ASAYİŞ - 29 Haziran 2022 Çarşamba 17:41

Yaşadığı dehşeti anlatan doktor, diplomasını neden yırttığını açıkladı

A
A
A
Yaşadığı dehşeti anlatan doktor, diplomasını neden yırttığını açıkladı

Şanlıurfa'nın Viranşehir ilçesinde özel bir tıp merkezinde görevli Doktor Şeyhmus Baraş, yaşadığı dehşeti anlatarak, saldırganların serbest bırakılmasıyla diplomasını yırttığını belirtti. Baraş, Sağlık Bakanlığının itiraz dilekçesinin ardından şüphelilerden üçünün tutuklanmasıyla adaletin yerini bulduğunu söyledi.

Olay, dün akşam saatlerinde Viranşehir’de bulunan özel bir tıp merkezinde meydana geldi. İddiaya göre, çalıştığı özel tıp merkezine muayene için gelen hasta yakınları ile Doktor Şeyhmus Baraş arasında hakaret yüzünden tartışma çıktı. Tartışma sonrası hasta yakınları doktora tekme tokat saldırdı. Koridor boyunca hasta yakınları tarafından darp edilen doktorun yere düşüp bilincini kaybetmesiyle saldırganlar uzaklaştı. Saldırıda başına ve vücudunun farklı bölgelerine darbe alan Baraş, rapor alarak şikayetçi oldu.
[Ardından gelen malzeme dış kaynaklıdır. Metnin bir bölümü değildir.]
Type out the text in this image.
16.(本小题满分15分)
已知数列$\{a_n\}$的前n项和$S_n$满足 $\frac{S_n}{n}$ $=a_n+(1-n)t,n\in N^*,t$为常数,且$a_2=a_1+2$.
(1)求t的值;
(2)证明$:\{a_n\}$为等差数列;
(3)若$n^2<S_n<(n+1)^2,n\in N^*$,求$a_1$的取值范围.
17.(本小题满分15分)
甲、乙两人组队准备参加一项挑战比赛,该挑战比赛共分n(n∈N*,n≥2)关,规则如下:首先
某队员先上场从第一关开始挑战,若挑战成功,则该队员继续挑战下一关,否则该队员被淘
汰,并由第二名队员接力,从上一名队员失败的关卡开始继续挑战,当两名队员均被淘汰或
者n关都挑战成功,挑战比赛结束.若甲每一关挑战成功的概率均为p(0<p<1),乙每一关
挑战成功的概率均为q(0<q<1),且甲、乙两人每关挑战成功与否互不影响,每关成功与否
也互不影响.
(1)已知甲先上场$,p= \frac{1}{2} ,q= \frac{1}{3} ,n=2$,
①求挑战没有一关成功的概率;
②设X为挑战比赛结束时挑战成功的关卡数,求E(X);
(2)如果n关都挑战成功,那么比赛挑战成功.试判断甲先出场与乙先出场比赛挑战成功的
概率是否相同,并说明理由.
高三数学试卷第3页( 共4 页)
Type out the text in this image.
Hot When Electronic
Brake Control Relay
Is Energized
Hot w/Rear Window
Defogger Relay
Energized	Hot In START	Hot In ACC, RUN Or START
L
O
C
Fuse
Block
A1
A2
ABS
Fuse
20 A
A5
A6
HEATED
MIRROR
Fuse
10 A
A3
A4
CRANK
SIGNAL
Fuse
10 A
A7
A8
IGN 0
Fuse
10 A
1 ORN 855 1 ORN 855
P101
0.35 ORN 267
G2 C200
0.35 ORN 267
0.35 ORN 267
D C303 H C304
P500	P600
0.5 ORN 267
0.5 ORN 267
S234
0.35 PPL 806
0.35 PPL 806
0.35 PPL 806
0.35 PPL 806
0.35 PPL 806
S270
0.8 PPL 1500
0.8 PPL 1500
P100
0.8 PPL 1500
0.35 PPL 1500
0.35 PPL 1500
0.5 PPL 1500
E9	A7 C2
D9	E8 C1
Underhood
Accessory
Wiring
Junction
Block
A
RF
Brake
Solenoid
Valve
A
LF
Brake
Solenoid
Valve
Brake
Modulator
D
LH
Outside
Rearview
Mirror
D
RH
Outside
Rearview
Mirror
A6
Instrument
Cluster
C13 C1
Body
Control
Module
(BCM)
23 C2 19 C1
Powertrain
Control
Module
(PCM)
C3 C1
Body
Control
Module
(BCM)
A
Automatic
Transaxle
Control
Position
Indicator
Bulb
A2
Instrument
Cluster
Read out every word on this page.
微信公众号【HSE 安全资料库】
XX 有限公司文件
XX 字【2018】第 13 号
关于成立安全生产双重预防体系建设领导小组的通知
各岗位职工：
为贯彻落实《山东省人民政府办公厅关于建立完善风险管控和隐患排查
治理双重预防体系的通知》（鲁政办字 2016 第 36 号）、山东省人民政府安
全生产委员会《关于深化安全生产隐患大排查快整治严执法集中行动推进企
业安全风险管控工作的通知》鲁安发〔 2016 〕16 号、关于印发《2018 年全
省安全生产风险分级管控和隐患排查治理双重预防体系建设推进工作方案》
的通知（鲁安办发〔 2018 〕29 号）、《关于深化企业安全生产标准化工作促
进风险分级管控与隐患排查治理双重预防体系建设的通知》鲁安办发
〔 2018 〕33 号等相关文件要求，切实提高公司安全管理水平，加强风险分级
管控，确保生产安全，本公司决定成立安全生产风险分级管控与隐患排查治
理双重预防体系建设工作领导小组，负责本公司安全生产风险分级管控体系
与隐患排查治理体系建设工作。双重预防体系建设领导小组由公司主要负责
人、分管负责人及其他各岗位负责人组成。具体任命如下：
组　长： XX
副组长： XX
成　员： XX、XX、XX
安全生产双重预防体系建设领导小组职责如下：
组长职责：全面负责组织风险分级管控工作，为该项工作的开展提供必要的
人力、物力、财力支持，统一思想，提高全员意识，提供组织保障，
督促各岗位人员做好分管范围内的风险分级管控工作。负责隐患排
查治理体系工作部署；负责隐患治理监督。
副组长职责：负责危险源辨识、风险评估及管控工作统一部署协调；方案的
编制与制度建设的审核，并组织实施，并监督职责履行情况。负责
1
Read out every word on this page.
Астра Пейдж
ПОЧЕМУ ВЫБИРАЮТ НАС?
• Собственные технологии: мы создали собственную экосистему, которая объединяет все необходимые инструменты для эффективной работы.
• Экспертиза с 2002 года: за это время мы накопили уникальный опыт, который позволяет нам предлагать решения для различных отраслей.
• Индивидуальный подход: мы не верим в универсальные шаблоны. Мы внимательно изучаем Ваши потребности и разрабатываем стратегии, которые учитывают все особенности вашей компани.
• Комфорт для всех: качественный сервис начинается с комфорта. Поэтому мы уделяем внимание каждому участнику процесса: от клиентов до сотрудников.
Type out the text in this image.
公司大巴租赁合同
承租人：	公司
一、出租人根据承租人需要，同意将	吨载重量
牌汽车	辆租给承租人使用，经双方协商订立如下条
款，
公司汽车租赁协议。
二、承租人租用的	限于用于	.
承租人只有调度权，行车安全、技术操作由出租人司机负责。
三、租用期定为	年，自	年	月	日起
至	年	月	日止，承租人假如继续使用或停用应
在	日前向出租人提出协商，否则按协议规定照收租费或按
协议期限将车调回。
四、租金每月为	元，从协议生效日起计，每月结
Sağlık Bakanlığından itiraz

Bakan Koca, sosyal medya hesabından, Şanlıurfa'nın Viranşehir ilçesinde özel bir tıp merkezinde görevli Doktor Şeyhmus Baraş’a saldıran hasta yakınları hakkında verilen adli kontrol şartıyla tutuksuz yargılama kararına itiraz edildiğini bildirdi. Karar sonrası tekrar gözaltına alınan 3 kişi tutuklanarak cezaevine gönderildi. Bir kişinin ise sorgusu sürüyor.

Dehşet anlarını anlattı

Olayı anlatan Baraş, “Saat gece 22.00 sıralarında bir çift çocuğunu muayeneye getirmiş. Benim bilgim yoktu bu konuda. Acil tarafında başka bir hasta ile ilgileniyordum. O sırada bilgi işlem görevlisiyle girişin ücretli olmasıyla ilgili bir tartışma yaşanmış. Bunun akabinde çift dışarı çıktıktan sonra çocuğun babası herhalde Kürtçe bilmediğimi düşünerek biraz hakarette bulundu. Ben de yaptığınız ayıp değil mi deyince kurumda SGK sözleşmesinin pasife alınmasının sinirini, küfür ve darp eylemiyle benden çıkarttı. Bu sırada kurumumuza yakın olan bir kıraathanede kardeşleri ve ağabeyleri de bulunuyordu. Bunların da olaya müdahil olmasıyla beraber 5-6 kişi tarafından bir linç girişiminde bulunuldu. Yaklaşık 3-4 dakika sürdü. Bu linç girişimi benim bilincimi kaybetmemle son buldu. Muhtemelen insafa geldiler ve öyle gittiler; yoksa kamera görüntülerinden de gördüğünüz gibi ayıranlar olmadı. Olayın devamında ben devlet hastanesine gidip darp raporu alarak şahıslardan davacı olduğumu belirttim, şikayetçi oldum. Polis ekipleri olaya intikal etikten sonra kamera görüntülerinden teşhis edildiler ve 3 kişi gözaltına alındı” dedi.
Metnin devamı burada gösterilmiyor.